With the African tradition, it’s bride price and ownership of women ideology, are we inadvertently giving rise to women beaters?
As a precursor to this article, it’s advisable to read “African Parents Are Lazy Disciplinarians” where I explained my views on hitting children as a form of discipline.
So are African parents and the African tradition giving rise to women beaters?
Let’s take two points and bring it all together at the base of the article.
As discussed in the article “African Parents Are Lazy Disciplinarians“, African parents utilize the “spare the rod and spoil the child” approach in training their children. This approach is only advocated in third world countries (try whipping your child in advanced countries like USA, UK).
How African parents and African men think alike:
A. African parents don’t understand their children. They don’t realize that as adults, even children have different temperaments.
African men don’t understand their women. First of all, they don’t understand that women don’t think like men do. That women don’t show their emotions like men do. They don’t value and appreciate what makes both genders very different and unique. They still don’t realize that women are different. So they make statements like “my mother won’t behave like this” to their wives.
B. African parents don’t see their children as equals. They feel so far superior to their children that they have no say at home. “Do as I say this is my house”, an African father will tell his child.
African men also don’t see their wives as equals at home. They are the bread winners and must have the final say. “Do as I say, this is my house”, an African man will tell his wife.
C. African parents don’t fully understand the scripture. They don’t realize that the saying “spare the rod and spoil the child” isn’t in the Bible. They also take the word “rod” too literally to mean cane/whip when it actually means something different.
African men on the other hand take Ephesians 5:22 which says “Wives submit yourself to your husbands” to mean their wives are second fiddle to them. That their wives can’t have a say at home. That their wives must do everything to satisfy them.
D. African parents are too lazy to properly train their children. An African parents sees talking to their children, finding out the root cause of their misbehavior, reasoning with them, giving them the space to make mistakes and learn from their mistakes as a waste of time. They rather save time by unleashing the cane and striking their child whenever he misbehaves.
African men don’t have the patience to find out why their wife is moody. Why his wife is acting up and disrespecting him, why his wife is talking back at him all of a sudden. Why his wife is creating tension in the house. No time. He wasn’t given the opportunity to explain himself as a child before he was flogged. Why would he have the patience to let his wife explain herself before he slaps her or gives her a proper beating.
In African tradition, a man and a woman fall in love and decide to get married. The man then undertakes the often expensive and frustrating task of buying the right to his woman’s hand in marriage from her family.
He goes to pay homage to his wife’s people. He is given a long list of things to buy for the elders, parents and village people. He pays her bride price. He provides a large chunk of the money needed for the wedding ceremony (in most cases, he is solely responsible). He pays for their honeymoon vacation. He gets a house for his new family.

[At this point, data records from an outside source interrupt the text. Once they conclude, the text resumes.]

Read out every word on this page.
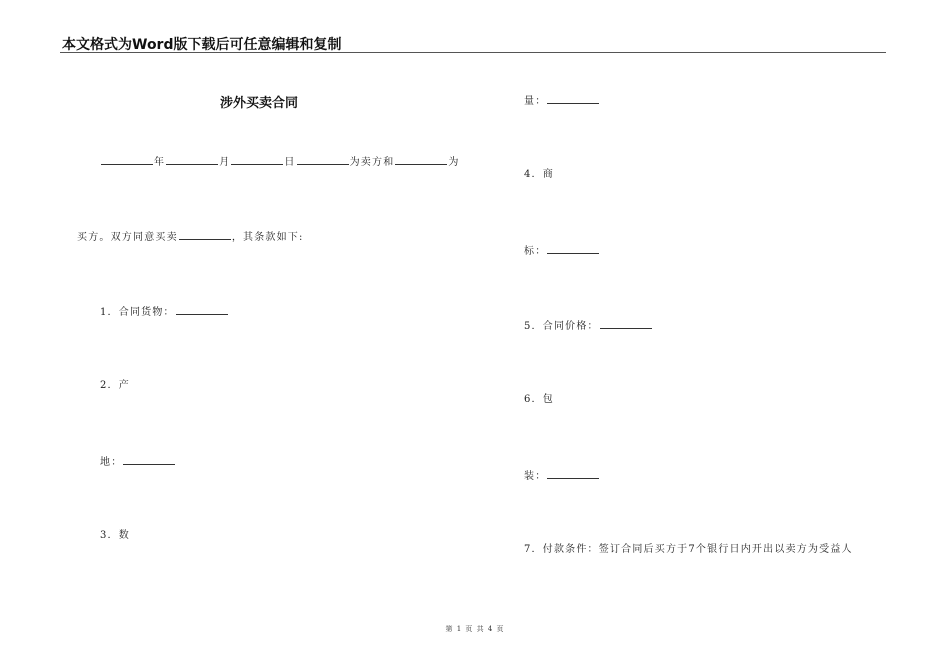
本文格式为Word版下载后可任意编辑和复制
涉外买卖合同
年	月	日	为卖方和	为
买方。双方同意买卖	，其条款如下:
1．合同货物：
2．产
地：
3．数
量：
4．商
标：
5．合同价格：
6．包
装：
7．付款条件：签订合同后买方于7个银行日内开出以卖方为受益人
第 1 页 共 4 页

From an African woman’s perspective, while her man is not spending his life savings on obtaining the rights to her hand in marriage, she just gives him morale support (financial support in some cases but very rare). At the end of the day, she spends little to nothing, she changes her surname to the man’s surname, she moves location to where her husband lives, she takes care of a man like she would a baby.
Both points; the man spending his money and getting her rights to marriage and the woman changing her surname and serving a man connives to make a man feel superior to his wife. Makes him possessive. Gives him an unguided superiority complex. Makes him egotistic and in some cases narcissist. These culminate in a man that feels he owns no one an explanation if he hits his wife or sends her packing from the house or womanizes.
Bringing both notes together. There is strong and irrefutable evidence that African parent’s disciplinarian techniques and the African culture’s “women belong to men” mentality fuels an African man’s possessive nature and makes him prone to woman beater tendencies.